Cuenta la leyenda, que allá en el origen de los tiempos un malvado dragón tenía atemorizados a los habitantes del reino. Para calmar la furia de aquella bestia le era cada día entregado un ciudadano para que fuese devorado, hasta que le tocó a la hija del rey. En el momento en que íba a ser engullida por el animal acudió un valeroso guerrero, montado sobre un hermoso caballo blanco, que mató al instante al dragón clavandole su lanza en el pecho. De la sangre que manaba, dicen, nació un rosal, y el caballero obsequió con una de aquellas rosas a la preciosa dama...
El 23 de abril es una de las festividades más bonitas y alegres de mi tierra, Catalunya. Un día en que se mezcla cultura y tradición. En que las calles de pueblos y ciudades se llenan del color de las portadas de infinidad de libros expuestos, y el frescor y el perfume de millones de rosas engalanan las calles y rincones de cualquier lugar. Un día de primavera, paseos al sol, y enamorados que se regalan rosas y libros. Una jornada que nos hace sentir orgullosos a todos los catalanes.
En definitiva, una fecha que bien merecería ser considerada como la fiesta nacional de mi país, pero que décadas atrás fue arrinconada a un segundo plano para potenciar otra fecha y otros valores.
A comienzos de la década de los 80, restablecida la democracia y recuperadas instituciones perdidas, se comenzó a configurar nuestro futuro inmediato. Se escogieron símbolos y se sentaron las bases de lo que sería nuestro país.
Pero sorprendentemente las autoridades que ocupaban el Palau de la Generalitat por entonces no eligieron Sant Jordi como el día grande a celebrar, sino que se prefirió buscar en los anales de la historia un momento fatídico, sangriento y humillante de nuestra historia. El 11 de septiembre de 1714, tras una cruenta guerra y un asedio a la ciudad de Barcelona, las tropas de Felipe V tomaban la ciudad y todas las instituciones propias eran abolidas. Fue la Guerra de Sucesión (que no de secesión como algunos deliberadamente suelen confundir), y Catalunya tuvo la mala fortuna de alinearse con el bando que resultó perdedor. Y no es que el borbón tuviese un odio premeditado y ancestral contra los catalanes (como a menudo parece insinuarse desde círculos soberanistas) sino que infringió un desproporcionado castigo a una región que se le había enfrentado, mientras otras que tuvo a su favor, como Navarra, siguieron disfrutando de sus antiguos fueros y prebendas históricas.

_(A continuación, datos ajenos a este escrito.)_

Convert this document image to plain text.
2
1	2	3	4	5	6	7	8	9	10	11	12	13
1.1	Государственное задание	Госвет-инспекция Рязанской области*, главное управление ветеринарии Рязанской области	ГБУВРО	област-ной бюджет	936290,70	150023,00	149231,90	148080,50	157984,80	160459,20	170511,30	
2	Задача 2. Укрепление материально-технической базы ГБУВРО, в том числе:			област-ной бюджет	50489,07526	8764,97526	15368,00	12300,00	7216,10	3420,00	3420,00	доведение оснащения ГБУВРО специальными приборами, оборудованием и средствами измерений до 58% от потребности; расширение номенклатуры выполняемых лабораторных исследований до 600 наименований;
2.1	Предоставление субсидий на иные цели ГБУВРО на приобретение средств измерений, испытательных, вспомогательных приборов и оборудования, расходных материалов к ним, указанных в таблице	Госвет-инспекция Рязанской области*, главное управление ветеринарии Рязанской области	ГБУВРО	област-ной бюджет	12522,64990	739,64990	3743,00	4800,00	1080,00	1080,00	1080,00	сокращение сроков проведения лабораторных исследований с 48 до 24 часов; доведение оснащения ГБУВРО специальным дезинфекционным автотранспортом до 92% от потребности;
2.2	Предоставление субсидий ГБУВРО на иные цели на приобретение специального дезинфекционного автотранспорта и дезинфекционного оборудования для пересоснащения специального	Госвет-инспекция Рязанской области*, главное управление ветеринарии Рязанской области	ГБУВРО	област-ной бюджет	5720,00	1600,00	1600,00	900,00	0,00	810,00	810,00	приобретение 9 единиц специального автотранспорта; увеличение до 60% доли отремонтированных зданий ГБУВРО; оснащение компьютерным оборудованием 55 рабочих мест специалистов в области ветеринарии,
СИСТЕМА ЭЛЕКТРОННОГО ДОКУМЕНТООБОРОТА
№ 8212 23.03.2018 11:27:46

Creo que no existe en el mundo otro lugar en el que se celebre por todo lo alto una triste derrota. Pero aquí se escogió esa fecha a propósito. En lugar del colorido y la alegría del 23 de abril, se optó por encumbrar como símbolo nacional el dolor, la guerra, el resentimiento y el odio. Un odio y un victimismo que serían piezas fundamentales para el largo recorrido hacia la división que ya hace 30 años algunos eligieron para nuestro futuro, para hoy mismo.

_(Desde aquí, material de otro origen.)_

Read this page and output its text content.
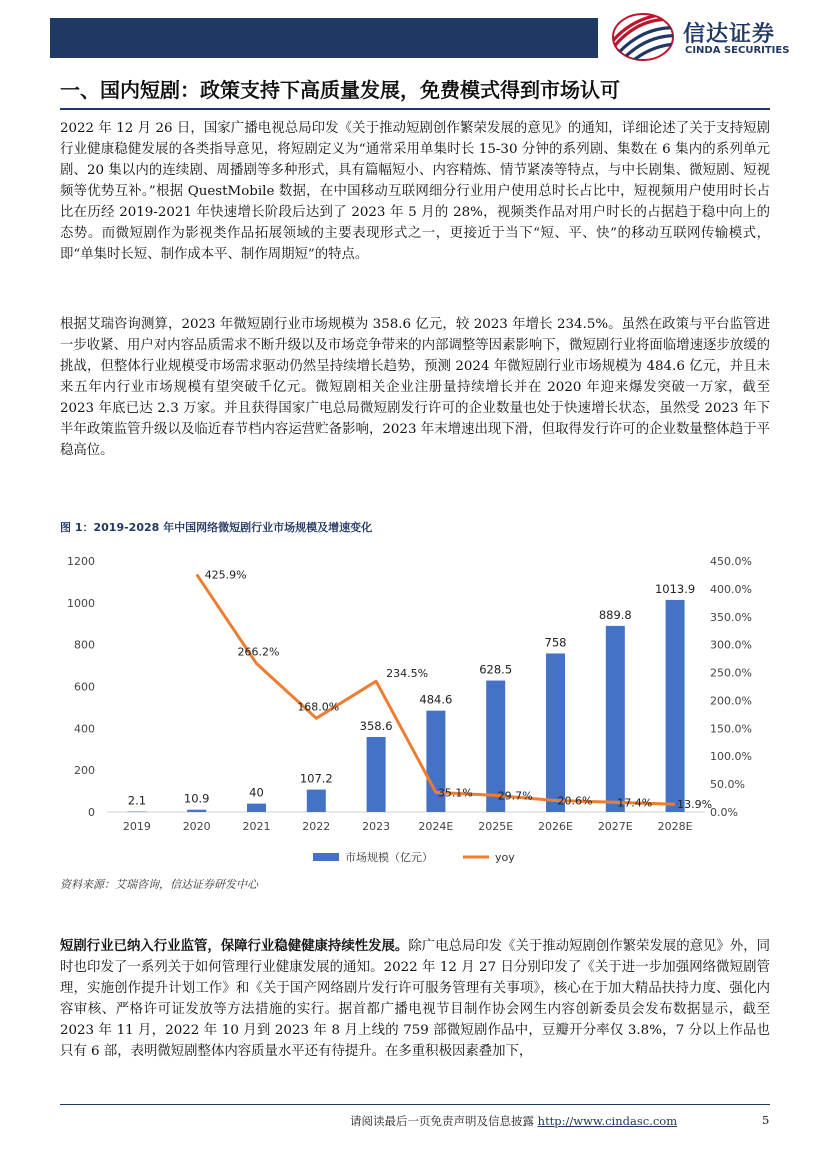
信达证券
CINDA SECURITIES
一、国内短剧：政策支持下高质量发展，免费模式得到市场认可

2022 年 12 月 26 日，国家广播电视总局印发《关于推动短剧创作繁荣发展的意见》的通知，详细论述了关于支持短剧行业健康稳健发展的各类指导意见，将短剧定义为“通常采用单集时长 15-30 分钟的系列剧、集数在 6 集内的系列单元剧、20 集以内的连续剧、周播剧等多种形式，具有篇幅短小、内容精炼、情节紧凑等特点，与中长剧集、微短剧、短视频等优势互补。”根据 QuestMobile 数据，在中国移动互联网细分行业用户使用总时长占比中，短视频用户使用时长占比在历经 2019-2021 年快速增长阶段后达到了 2023 年 5 月的 28%，视频类作品对用户时长的占据趋于稳中向上的态势。而微短剧作为影视类作品拓展领域的主要表现形式之一，更接近于当下“短、平、快”的移动互联网传输模式，即“单集时长短、制作成本平、制作周期短”的特点。

根据艾瑞咨询测算，2023 年微短剧行业市场规模为 358.6 亿元，较 2023 年增长 234.5%。虽然在政策与平台监管进一步收紧、用户对内容品质需求不断升级以及市场竞争带来的内部调整等因素影响下，微短剧行业将面临增速逐步放缓的挑战，但整体行业规模受市场需求驱动仍然呈持续增长趋势，预测 2024 年微短剧行业市场规模为 484.6 亿元，并且未来五年内行业市场规模有望突破千亿元。微短剧相关企业注册量持续增长并在 2020 年迎来爆发突破一万家，截至 2023 年底已达 2.3 万家。并且获得国家广电总局微短剧发行许可的企业数量也处于快速增长状态，虽然受 2023 年下半年政策监管升级以及临近春节档内容运营贮备影响，2023 年末增速出现下滑，但取得发行许可的企业数量整体趋于平稳高位。

图 1：2019-2028 年中国网络微短剧行业市场规模及增速变化
0
200
400
600
800
1000
1200
0.0%
50.0%
100.0%
150.0%
200.0%
250.0%
300.0%
350.0%
400.0%
450.0%
2019	2020	2021	2022	2023	2024E 2025E 2026E 2027E 2028E
2.1	10.9	40
107.2
358.6
484.6
628.5
758
889.8
1013.9
425.9%
266.2%
168.0%
234.5%
35.1% 29.7% 20.6% 17.4% 13.9%
市场规模（亿元）	yoy
资料来源：艾瑞咨询，信达证券研发中心

短剧行业已纳入行业监管，保障行业稳健健康持续性发展。除广电总局印发《关于推动短剧创作繁荣发展的意见》外，同时也印发了一系列关于如何管理行业健康发展的通知。2022 年 12 月 27 日分别印发了《关于进一步加强网络微短剧管理，实施创作提升计划工作》和《关于国产网络剧片发行许可服务管理有关事项》，核心在于加大精品扶持力度、强化内容审核、严格许可证发放等方法措施的实行。据首都广播电视节目制作协会网生内容创新委员会发布数据显示，截至 2023 年 11 月，2022 年 10 月到 2023 年 8 月上线的 759 部微短剧作品中，豆瓣开分率仅 3.8%，7 分以上作品也只有 6 部，表明微短剧整体内容质量水平还有待提升。在多重积极因素叠加下，

请阅读最后一页免责声明及信息披露 http://www.cindasc.com	5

Y llegado este día, estas cosas va bien recordarlas, tenerlas presentes todos, incluidas jovencitas videoblogeras andaluzas, para colocar cada cosa y a cada uno en el lugar que le corresponde. Y para tener muy claro que al final, por culpa de las tendenciosas doctrinas políticas de ciertos personajes, el valeroso caballero Sant Jordi fue en realidad derrotado, no por el malvado dragón, sino por Rafael de Casanovas.